Six Episodes After: Made in Payments Traces Africa’s Payment Evolution Back to Its Roots

When you look at Africa’s digital payments market today, projected to reach about US $232.60 billion in transaction value by the end of 2025—it almost feels like the continent arrived here overnight.

But the story of how Africa built its payment bridges from cash to cards and eventually to a cashless economy is one of ingenuity, grit, and vision.

Since March 2025, Nkebet Mesele, host of Made in Payments and Founder and CEO of Intreensic, has taken listeners behind the fintech marquee to meet the founders, innovators, and pioneers who built the railways of money across Africa. From Ghana to Nigeria and beyond, these stories ground the numbers in lived experience of real people pushing boundaries to make payments simpler, safer, and more inclusive.

Building Solutions from the Ground Up

In Ghana, Curtis Vanderpuije, co-founder of ExpressPay, recalls the early days when “you couldn’t pay for internet on the internet.” Everything, from mobile airtime to bill payments—had to be done manually. Rather than wait for global solutions, Vanderpuije and his team asked: What do Ghanaians actually need? Where are the pain points?

His approach captures the spirit of Africa’s payments evolution: home-grown, context-driven innovation. Long before APIs and digital rails became mainstream, ExpressPay built the basic infrastructure for mobile wallets, top-ups, and interoperable platforms.

The Birth of Cashless Thinking

Across the border in Nigeria, Deji Oguntonade stands out as a true payments pioneer. With over three decades of experience, driving initiatives like Flash-me-Cash and leading fintech innovation at major banks—he remembers when the idea of digital payments was still radical.

“We knew the only way we could catch up was to do something different,” he says. Nearly 25 years ago, Oguntonade led the team that launched a wallet system where a phone number became an account number. People could buy airtime, send money, and pay merchants directly from their phones, long before “cashless” became a buzzword.

That experiment laid the foundation for what would become Nigeria’s modern payments revolution, one that today powers everything from micro-transactions to large-scale digital banking.

Roke Kuye and Card Payments Evolution

For Ronke Kuye, the story of payments is also the story of persistence.

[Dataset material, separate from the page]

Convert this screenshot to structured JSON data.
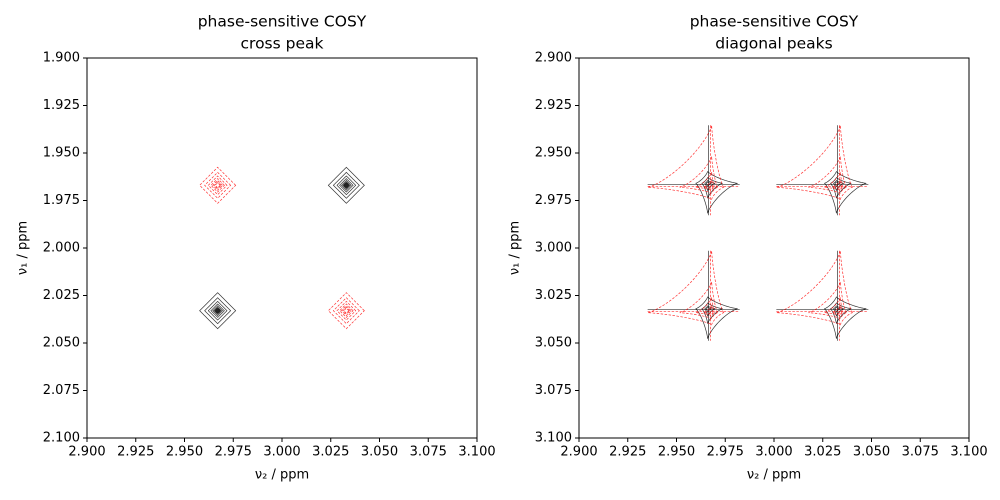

Her career spans the moment Nigeria first issued payment cards, installed ATMs, and deployed POS machines nationwide.

“At the time, Nigeria didn’t have a history of issuing cards,” she recalls. “We started with ValuCard, an electronic purse. We insisted that Nigerians with bank accounts should have a card.”

That insistence transformed habits. Suddenly, people could withdraw cash without a teller and make purchases electronically. It was a cultural shift that gave the system the rails it needed. And as mobile money later took center stage, the card infrastructure remained the backbone, proof that every leap in fintech rests on the rails built before it.

Women Shaping the Future of Payments

On International Women’s Day 2025, Made in Payments released a special edition spotlighting four remarkable leaders shaping Africa’s payments ecosystem — Kemi Okusanya (CEO of Hydrogen), Titilola Shogaolu (Divisional CEO, Interswitch Financial Inclusion Services), Celestina Appeal (Head, Card Business & E-Business Operations, Zenith Bank), and Eduofon Japhet (Managing Director, Habaripay).

Together, their careers highlight how women continue to power the evolution of digital finance across the continent. From driving card issuance and expanding payment networks to leading partnerships that strengthen financial inclusion, each of them has helped reimagine how money moves in Africa.

Africa’s transformation from cash-driven to digitally connected wasn’t accidental. It was powered by five converging forces — mobile penetration, the rise of agent networks, regulatory innovation, problem-solving startups, and new infrastructure that brought millions into the financial fold.

Looking Ahead

Six episodes in, Made in Payments has already captured the stories behind Africa’s payment revolution. But its mission goes beyond nostalgia. Future episodes will explore cross-border transactions and the growing impact of regional integration.

What’s already clear is that Africa didn’t wait for someone else to solve its payment problems, it built its own solutions. And while analysts forecast that the continent’s digital payments economy could hit US $1.5 trillion by 2030, ‘made in payments’ invites us to see the real value lies not just in the numbers, but in the people who made them possible.